El Capitán dijo unas palabras en su idioma, uno de los extranjeros lo interpretó
en inglés y don Rupert, con las orejas rojas y el bigote tembleque, lo repitió en
su español torcido.
–Niña Eloísa, pregunta
El Capitán si quiere casarse con él.
La frágil anciana se
quedó sentada con los ojos redondos de sorpresa y la boca oculta tras su pañuelo
de batista, y todos esperaron suspendidos en un suspiro, hasta que ella logró sacar
la voz.
–¿No le parece que esto
es un poco precipitado?–musitó. Sus palabras pasaron por el tabernero y los turistas
y la respuesta hizo el mismo recorrido a la inversa.
–El Capitán dice que
ha esperado cuarenta años para decírselo y que no podría esperar hasta que se presente
de nuevo alguien que hable su idioma. Dice que por favor le conteste ahora.
–Está bien –susurró
apenas la Niña Eloísa y no fue necesario traducir la respuesta, porque todos la
entendieron.
Don Rupert, eufórico,
levantó ambos brazos y anunció el compromiso, El Capitán besó las mejillas de su
novia, los turistas estrecharon las manos de todo el mundo, los músicos batieron
sus instrumentos en una algarabía de marcha triunfal y los asistentes hicieron una
rueda en torno de la pareja. Las mujeres se limpiaban las lágrimas, los hombres
brindaban emocionados, don Rupert se sentó ante el bar y escondió la cabeza entre
los brazos, sacudido por la emoción, mientras doña Burgel y sus dos hijas destapaban
botellas del mejor ron. Enseguida los músicos tocaron el vals del Danubio Azul y
todos despejaron la pista.
El Capitán tomó de la
mano a esa suave mujer que había amado sin palabras por tanto tiempo y la llevó
hasta el centro del salón, donde bailaron con la gracia de dos garzas en su danza
de bodas. El Capitán la sostenía con el mismo amoroso cuidado con que en su juventud
atrapaba el viento en las velas de alguna nave etérea, conduciéndola por la pista
como si se mecieran en el tranquilo oleaje de una bahía, mientras le decía en su
idioma de ventiscas y bosques todo lo que su corazón había callado hasta ese momento.

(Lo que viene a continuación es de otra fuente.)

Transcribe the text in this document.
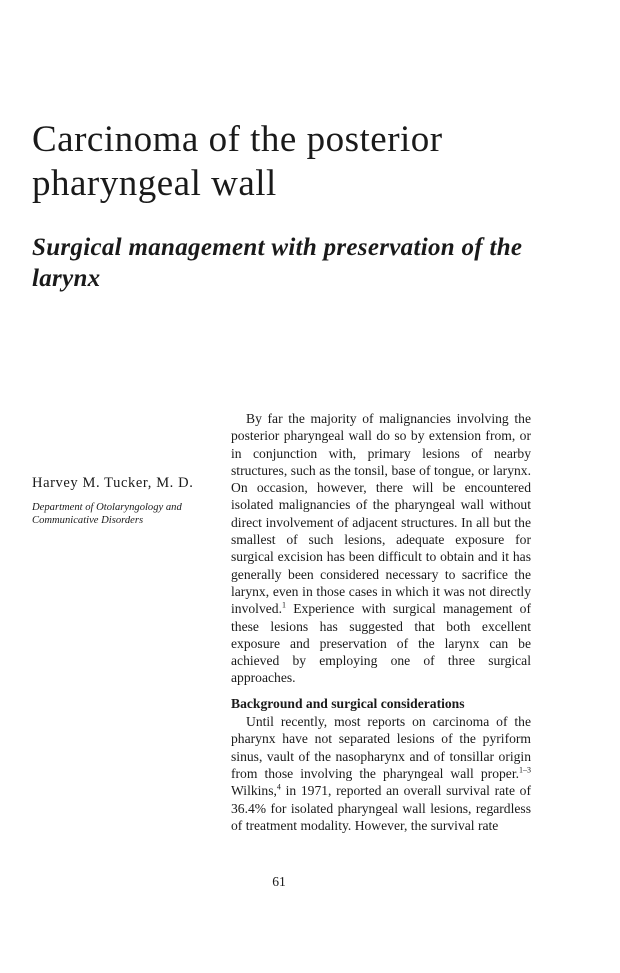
Carcinoma of the posterior pharyngeal wall
Surgical management with preservation of the larynx

Harvey M. Tucker, M. D.

Department of Otolaryngology and
Communicative Disorders

By far the majority of malignancies involving the posterior pharyngeal wall do so by extension from, or in conjunction with, primary lesions of nearby structures, such as the tonsil, base of tongue, or larynx. On occasion, however, there will be encountered isolated malignancies of the pharyngeal wall without direct involvement of adjacent structures. In all but the smallest of such lesions, adequate exposure for surgical excision has been difficult to obtain and it has generally been considered necessary to sacrifice the larynx, even in those cases in which it was not directly involved.$^1$ Experience with surgical management of these lesions has suggested that both excellent exposure and preservation of the larynx can be achieved by employing one of three surgical approaches.

Background and surgical considerations

Until recently, most reports on carcinoma of the pharynx have not separated lesions of the pyriform sinus, vault of the nasopharynx and of tonsillar origin from those involving the pharyngeal wall proper.$^{1-3}$ Wilkins,$^4$ in 1971, reported an overall survival rate of 36.4% for isolated pharyngeal wall lesions, regardless of treatment modality. However, the survival rate

61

Bailando y bailando El Capitán sintió que se les iba retrocediendo la edad y en
cada paso estaban más alegres y livianos. Una vuelta tras otra, los acordes de la
música más vibrantes, los pies más rápidos, la cintura de ella más delgada, el peso
de su pequeña mano en la suya más ligero, su presencia más incorpórea. Entonces
vio que la Niña Eloísa iba tornándose de encaje, de espuma, de niebla, hasta hacerse
imperceptible y por último desaparecer del todo y él se encontró girando y girando
con los brazos vacíos, sin más compañía que un tenue aroma de chocolate.
El tenor le indicó a
los músicos que se dispusieran a seguir tocando el mismo vals para siempre, porque
comprendió que con la última nota El Capitán despertaría de su ensueño y el recuerdo
de la Niña Eloísa se esfumaría definitivamente. Conmovidos, los viejos parroquianos
del Pequeño Heidelberg permanecieron inmóviles en sus sillas, hasta que por fin
La Mexicana, con su arrogancia transformada en caritativa ternura, se levantó y
avanzó discretamente hacia las manos temblorosas del Capitán, para bailar con él.